I know this has been discussed before, however I believe that it warrants bringing up again because of the potential devastating consequences.
We live in an extreme humidity environment (and that's putting it mildly). When you open your door on any day you'll see that most homes and businesses windows are completely soaking wet even though it hasn't rained. This of course holds true for our beloved campers as well.
It's just a fact of life in south Louisiana and people just learn to deal with it although it is a constant source of issues for people, causing molding, property damage and health issues even in newer houses if not managed carefully.
Since owning our Trilogy (about a year now), I have always noticed what I believed to be a small amount of condensation around the vents. It seems natural that in such high humidity environments, that where the cold air exits the vents one might see a bit of condensation from time to time especially if the doors have been opened throughout the day more frequently or more showers have been taken etc. That humidity will hit cold air and condense on the coldest nearby object. In this case, the vents as it seems.
However, today I learned something very disturbing and I'm no so sure there is any real fix for it. I noticed that I was seeing some rust color around our LED glass lighting fixtures so I popped one off and the screw were all rusts and the light bowl was full of water. Not good. I thought our roof was leaking. After a lot of investigation and searching and reasonable logical deduction I came to the conclusion that the roof was not leaking.
In fact, I proceeded to check all the lights--all had at least some water and some had quite a bit.
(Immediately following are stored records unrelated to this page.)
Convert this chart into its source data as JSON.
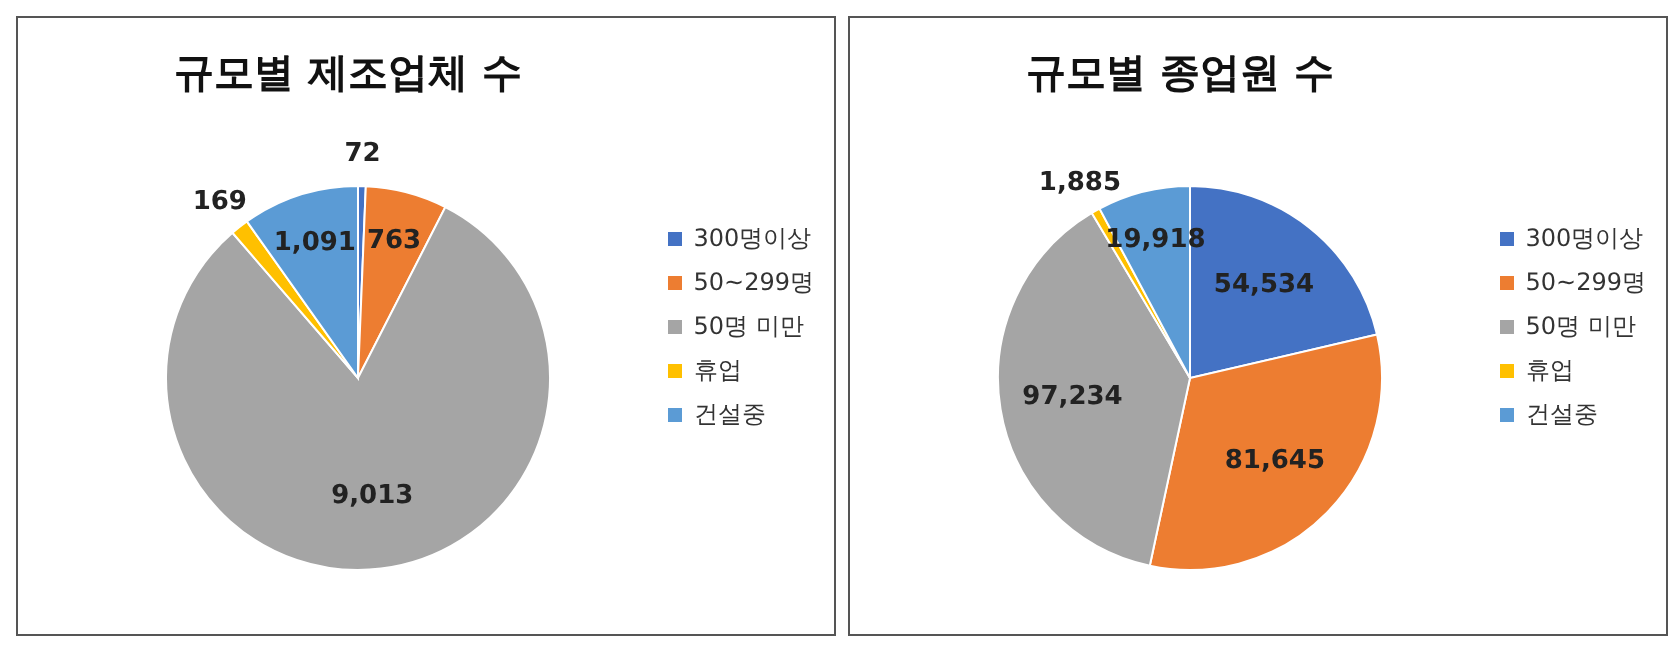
{
  "chart_data": [
    {
      "type": "pie",
      "title": "규모별 제조업체 수",
      "categories": [
        "300명이상",
        "50~299명",
        "50명 미만",
        "휴업",
        "건설중"
      ],
      "values": [
        72,
        763,
        9013,
        169,
        1091
      ],
      "value_labels": [
        "72",
        "763",
        "9,013",
        "169",
        "1,091"
      ],
      "colors": [
        "#4472c4",
        "#ed7d31",
        "#a5a5a5",
        "#ffc000",
        "#5b9bd5"
      ],
      "legend": "right"
    },
    {
      "type": "pie",
      "title": "규모별 종업원 수",
      "categories": [
        "300명이상",
        "50~299명",
        "50명 미만",
        "휴업",
        "건설중"
      ],
      "values": [
        54534,
        81645,
        97234,
        1885,
        19918
      ],
      "value_labels": [
        "54,534",
        "81,645",
        "97,234",
        "1,885",
        "19,918"
      ],
      "colors": [
        "#4472c4",
        "#ed7d31",
        "#a5a5a5",
        "#ffc000",
        "#5b9bd5"
      ],
      "legend": "right"
    }
  ]
}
As I narrowed the possible culprit down the the AC, I began to remove remove be AC outlet vents and peel back the foil tape.
I was heart broken. There is standing water all up in our roof. All around those vents. I meant a LOT of water. I actually stuck washcloths up in the vent cavity between the actual ceiling panel and the duct--just pull back the foil tape and you'll see what I mean.
After all of that I decided to make this post because he damage to those roof panels is in no way obvious to the casual observer. I also have no way of knowing just how much water has poured down those ceiling panels in into the side walls.
At this point I am now sure of what options there really are. Obviously in such extreme conditions as we live in here in south Louisiana, we absolutely have no option of not running AC--and running it hard.
At the same time, I know that as long a those units run, they will be dumping copious amounts of water into that roof cavity. It is so bad that I'm seriously thinking of just pulling out the roof panels--at least the ones near the AC where exit air is the coldest so that water cannot be trapped up there.
It is not a happy situation at all because there is no other solution. I supposed I could also try blocking off the vent duct from the air box under the AC and have it only dump air straight down but that is going to make cooling the whole RV very difficult.
So I am just pondering my options at this point. Not thinking there are many.
To top it off, the fan on our front Mach 8 AC exploded last night while we were sleeping and scared the living daylights out of my wife and I as we had no ideas what was going on being woken from a dead sleep to that. Now I get to spend another $1000 replacing THAT AC with a Mach 15 in 100° heat and 90° humidity. All while knowing that this AC and the one I just replaced are going to continue to destroy the camper with water condensation.
Sigh. Check behind those vents people! Hopefully you are not in such an extreme humidity environment. I would check them anyway!